September 22, 2008
Toronto and NYFF. Happy-Go-Lucky.
"On the outskirts of Mike Leigh's blissful Happy-Go-Lucky [site] lie child abusers, stalkers and supremacists, homeless, hairy troglodytes, school bullies, back problems, driving perils, and a series of crumbling relationships no amount of bourgeois BBQs and videogaming seem quite prepared to rectify (quite the reverse," writes David Phelps in the Auteurs' Notebook.
"[S]tarry-eyed heroine, Poppy (Sally Hawkins), takes driving lessons with a trait-by-trait carbon copy of Travis Bickle (Eddie Marsan). What's funny, if it's funny, is people's ability to take it all for granted and move on. Like so many comedies, Happy-Go-Lucky shows us how to accept the world, if not destroy it, as a terrible, terrible place."
"As an equal fan of Leigh's bleak early television work and his delightful Life is Sweet and Topsy-Turvy, I had High Hopes for his new film," writes Ella Taylor. "But despite the elfin charm of Sally Hawkins, who plays an elementary schoolteacher with a sunny outlook that repels all adversity, Happy-Go-Lucky struck me as another form of condescension to the lower orders, only in primary colors."
"Leigh and Hawkins may have overly conceived this eccentric schoolteacher, but it should be noted that they're dealing within the realm of fantasy—trying to show how hard it is for people to retain their essential goodness in spite of the indignities small and large that subsume their lives," writes Ed Gonzalez in Slant. Without certain "striking, borderline frightening scenes that sketch the girl's selfless devotion to others, it would have been too easy to write Happy-Go-Lucky as a lark. With them, the film soars."
"[F]or all its surface innocuousness, Happy-Go-Lucky builds to a climax that's at once utterly predictable and deeply moving," writes Vadim Rizov at the House Next Door. "It kind of ruined my day. It works because the outlines are banal but the performances are phenomenally lived-in."

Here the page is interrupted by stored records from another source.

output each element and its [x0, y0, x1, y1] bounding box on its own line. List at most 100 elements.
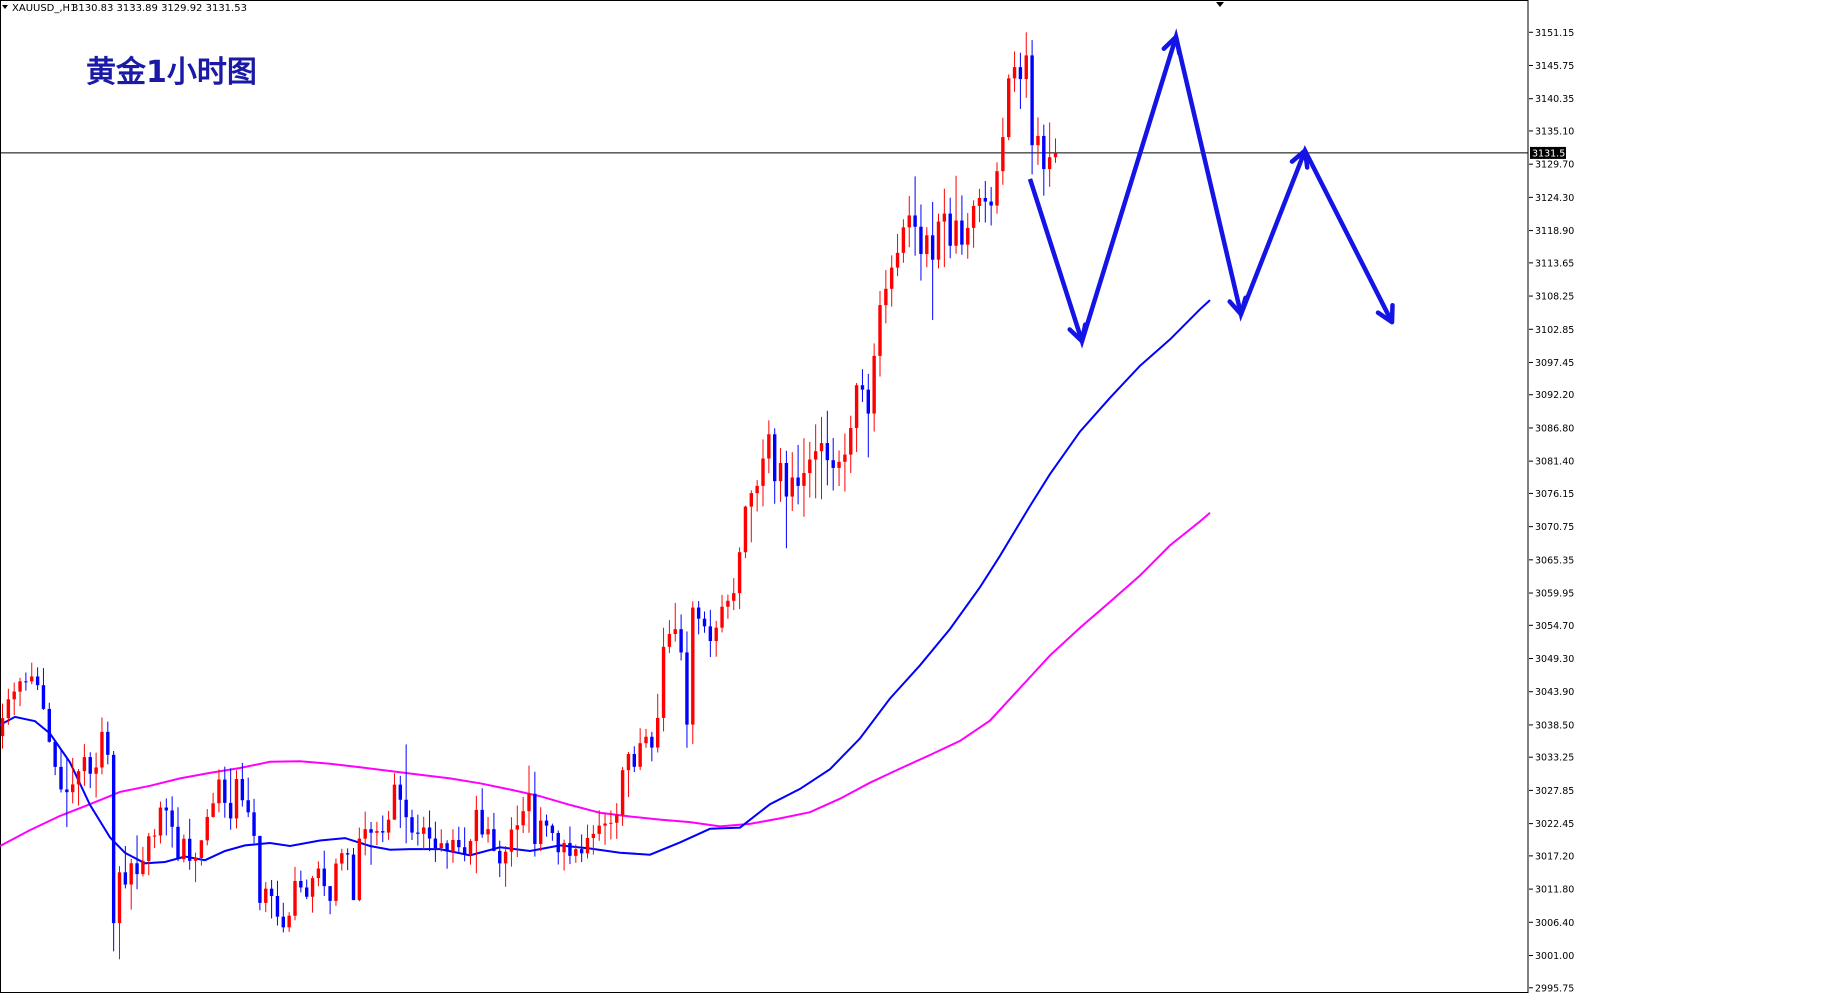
candle-body — [498, 850, 502, 864]
candle — [76, 769, 81, 806]
candle-body — [305, 887, 309, 897]
candle-body — [94, 767, 98, 774]
candle-body — [656, 717, 660, 748]
candle-body — [205, 816, 209, 841]
candle — [152, 829, 157, 849]
candle — [170, 796, 174, 848]
annotation-arrowhead — [1289, 148, 1310, 170]
candle-body — [533, 793, 537, 844]
candle-body — [661, 646, 666, 718]
candle — [872, 343, 876, 432]
candle-body — [1024, 55, 1028, 80]
candle-body — [843, 454, 847, 462]
candle-body — [942, 213, 947, 222]
candle-body — [913, 215, 917, 227]
candle — [451, 829, 455, 863]
candle-body — [773, 434, 777, 482]
candle-body — [1030, 55, 1034, 146]
candle-body — [726, 600, 730, 607]
chart-title: 黄金1小时图 — [86, 55, 257, 90]
candle-body — [100, 731, 104, 768]
y-tick-label: 3070.75 — [1535, 522, 1574, 533]
candle — [416, 814, 420, 846]
candle — [30, 662, 34, 685]
candle-body — [638, 743, 642, 767]
candle — [1053, 138, 1058, 163]
candle — [550, 823, 555, 841]
current-price-label: 3131.53 — [1532, 148, 1571, 159]
candle-body — [88, 757, 92, 774]
candle-body — [299, 880, 303, 888]
candle — [1001, 117, 1005, 185]
candle — [123, 845, 128, 889]
ohlc-values: 3130.83 3133.89 3129.92 3131.53 — [72, 3, 247, 14]
candle-body — [445, 843, 449, 852]
candle-body — [860, 385, 865, 390]
candle — [1024, 32, 1028, 98]
candle — [392, 773, 397, 820]
candle — [0, 703, 5, 749]
candle-body — [866, 389, 870, 414]
candle — [35, 667, 40, 691]
candle — [193, 852, 198, 883]
ma-slow-line — [0, 512, 1211, 847]
price-axis: 3151.15 3145.75 3140.35 3135.10 3129.70 3124.… — [1529, 28, 1574, 993]
candle — [427, 810, 432, 852]
candle — [468, 839, 473, 865]
candle — [480, 788, 484, 838]
candle-body — [47, 708, 51, 742]
symbol-dropdown-icon — [2, 5, 8, 9]
candle — [989, 187, 993, 226]
candle — [345, 848, 350, 871]
candle-body — [381, 831, 385, 833]
candle-body — [685, 652, 689, 725]
candle-body — [199, 840, 204, 858]
candle-body — [480, 809, 484, 835]
candle-body — [152, 835, 157, 837]
y-tick-label: 3076.15 — [1535, 489, 1574, 500]
candle — [778, 448, 783, 502]
candle — [486, 817, 490, 843]
candle — [890, 255, 894, 307]
candle — [445, 840, 449, 869]
candle-body — [410, 817, 414, 833]
candle-body — [30, 676, 34, 682]
candle-body — [1042, 135, 1046, 170]
candle — [381, 815, 385, 843]
candle-body — [802, 473, 806, 486]
candle — [620, 766, 625, 826]
candle-body — [919, 226, 923, 254]
candle — [41, 668, 46, 710]
candle-body — [462, 847, 467, 855]
candle — [656, 693, 660, 753]
candle-body — [539, 820, 543, 844]
candle-body — [778, 462, 783, 482]
candle — [585, 824, 590, 859]
candle-body — [240, 778, 245, 801]
candle — [948, 197, 952, 259]
candle — [59, 748, 63, 793]
candle — [696, 601, 701, 635]
candle-body — [667, 634, 672, 647]
candle — [228, 768, 233, 830]
candle-body — [714, 627, 718, 642]
candle — [895, 234, 900, 277]
candle-body — [1012, 67, 1017, 79]
candle-body — [35, 676, 40, 686]
candle — [12, 682, 16, 716]
candle-body — [784, 462, 789, 497]
candle-body — [170, 810, 174, 827]
candle — [498, 840, 502, 878]
y-tick-label: 3097.45 — [1535, 358, 1574, 369]
candle-body — [422, 827, 426, 834]
candle — [65, 758, 69, 828]
y-tick-label: 3038.50 — [1535, 720, 1574, 731]
candle — [574, 844, 578, 863]
y-tick-label: 3092.20 — [1535, 390, 1574, 401]
candle-body — [925, 235, 929, 254]
candle-body — [544, 820, 549, 826]
candle-body — [720, 606, 724, 628]
candle-body — [141, 860, 145, 875]
candle — [410, 809, 414, 840]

"Perhaps it all simply would have worked better as a musical," suggests Pacze Moj.
Stephanie Zacharek talks with Leigh about for Salon.
Earlier: Reviews from the UK.
Update, 9/23: "[T]he synthesis of gags and melodrama seems strained in Happy-Go-Lucky: much of the narrative trajectory, slight as it is, appears recycled from earlier, better Leigh films," writes Richard Porton in Cinema Scope. "[S]ince Leigh appears to have more affinities with his gloomier protagonists than with inveterate optimist Poppy, Happy-Go-Lucky, is, good intentions notwithstanding, a rather fraudulent and half-hearted enterprise."
Update, 9/24: "Leigh's portrait sporadically flirts with mushiness, yet melodramatics are avoided thanks in part to the director's restraint as well as, more fundamentally, to Hawkins' marvelously unpretentious performance, which initially seems destined for corny shtick but is imbued with disarmingly genuine heart that's made complicated and authentic by her sporadic flashes of seriousness and sadness," writes Nick Schager.
Update, 9/26: The filmlinc blog has some online viewing: Leigh and Hawkins at their press conference.
Updates, 10/3: William Georgiades talks with Leigh for the Los Angeles Times.
Online listening and viewing tips. Ed Champion talks with Leigh; Filmcatcher interviews Hawkins and Leigh, while IFC has video from the press conference.